Healthcare reform stirs deep emotions at Philly town hall

From the temperature in the room, it could just as well have been a U.K. soccer match. But no, ordinary citizens had come out to an event in which they discussed--or shouted at each other and the speakers--about the future of the U.S. healthcare system.

At present, where things stand on the Hill is that the House Committee on Energy and Commerce has approved its version of health reform legislation, a draft which could cover 95 percent of Americans and would introduce the much debated "public option" government-run insurance plan.
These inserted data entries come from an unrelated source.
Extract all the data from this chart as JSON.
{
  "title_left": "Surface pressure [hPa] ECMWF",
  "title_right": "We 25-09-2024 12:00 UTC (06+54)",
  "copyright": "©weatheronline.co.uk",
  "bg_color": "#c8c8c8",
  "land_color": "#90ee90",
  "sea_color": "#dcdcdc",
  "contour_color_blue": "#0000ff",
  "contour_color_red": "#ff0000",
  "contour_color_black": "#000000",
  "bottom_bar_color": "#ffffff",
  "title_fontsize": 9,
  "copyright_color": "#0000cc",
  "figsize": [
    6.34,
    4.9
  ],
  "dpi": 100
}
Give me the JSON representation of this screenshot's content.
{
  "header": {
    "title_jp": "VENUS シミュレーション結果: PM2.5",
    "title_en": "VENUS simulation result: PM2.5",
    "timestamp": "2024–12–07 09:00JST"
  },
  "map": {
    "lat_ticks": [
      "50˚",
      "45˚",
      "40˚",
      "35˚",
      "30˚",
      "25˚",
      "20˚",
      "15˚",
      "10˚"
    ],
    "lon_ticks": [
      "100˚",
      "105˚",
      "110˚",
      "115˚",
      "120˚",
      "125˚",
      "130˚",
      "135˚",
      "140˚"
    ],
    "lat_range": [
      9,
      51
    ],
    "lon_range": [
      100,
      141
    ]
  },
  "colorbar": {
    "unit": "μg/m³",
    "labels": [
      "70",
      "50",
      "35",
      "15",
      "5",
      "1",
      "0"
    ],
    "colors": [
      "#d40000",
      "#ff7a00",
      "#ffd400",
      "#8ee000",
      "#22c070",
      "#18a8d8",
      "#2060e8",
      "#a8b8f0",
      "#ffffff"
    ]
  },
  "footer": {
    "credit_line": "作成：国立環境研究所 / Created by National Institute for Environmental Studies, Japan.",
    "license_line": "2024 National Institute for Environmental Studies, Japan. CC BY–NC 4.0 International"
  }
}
Arguments on the Hill are contentious enough. But when they made a recent public appearance, HHS Secretary Kathleen Sebelius and U.S. Sen. Arlen Specter got a taste of just how emotional things are for some of the public.

The two came to the National Constitution Center in Philadelphia to discuss the reform plan this weekend. A standing room only crowd of 400 attended, and apparently, weren't shy about making their voices heard. Sebelius and Specter could barely get a word in edgewise, as arguments broke out among spectators with opposing views--typically between those who feared that government would ration care and those who believe the new plan would extend care to far more citizens.

If the rest of the country is as confused, angry and stirred up as Philadelphia, it's small wonder that reform didn't make President Obama's deadline. This is just one reminder, if we needed one, that this has got to be one of the toughest battles a president has faced in many decades.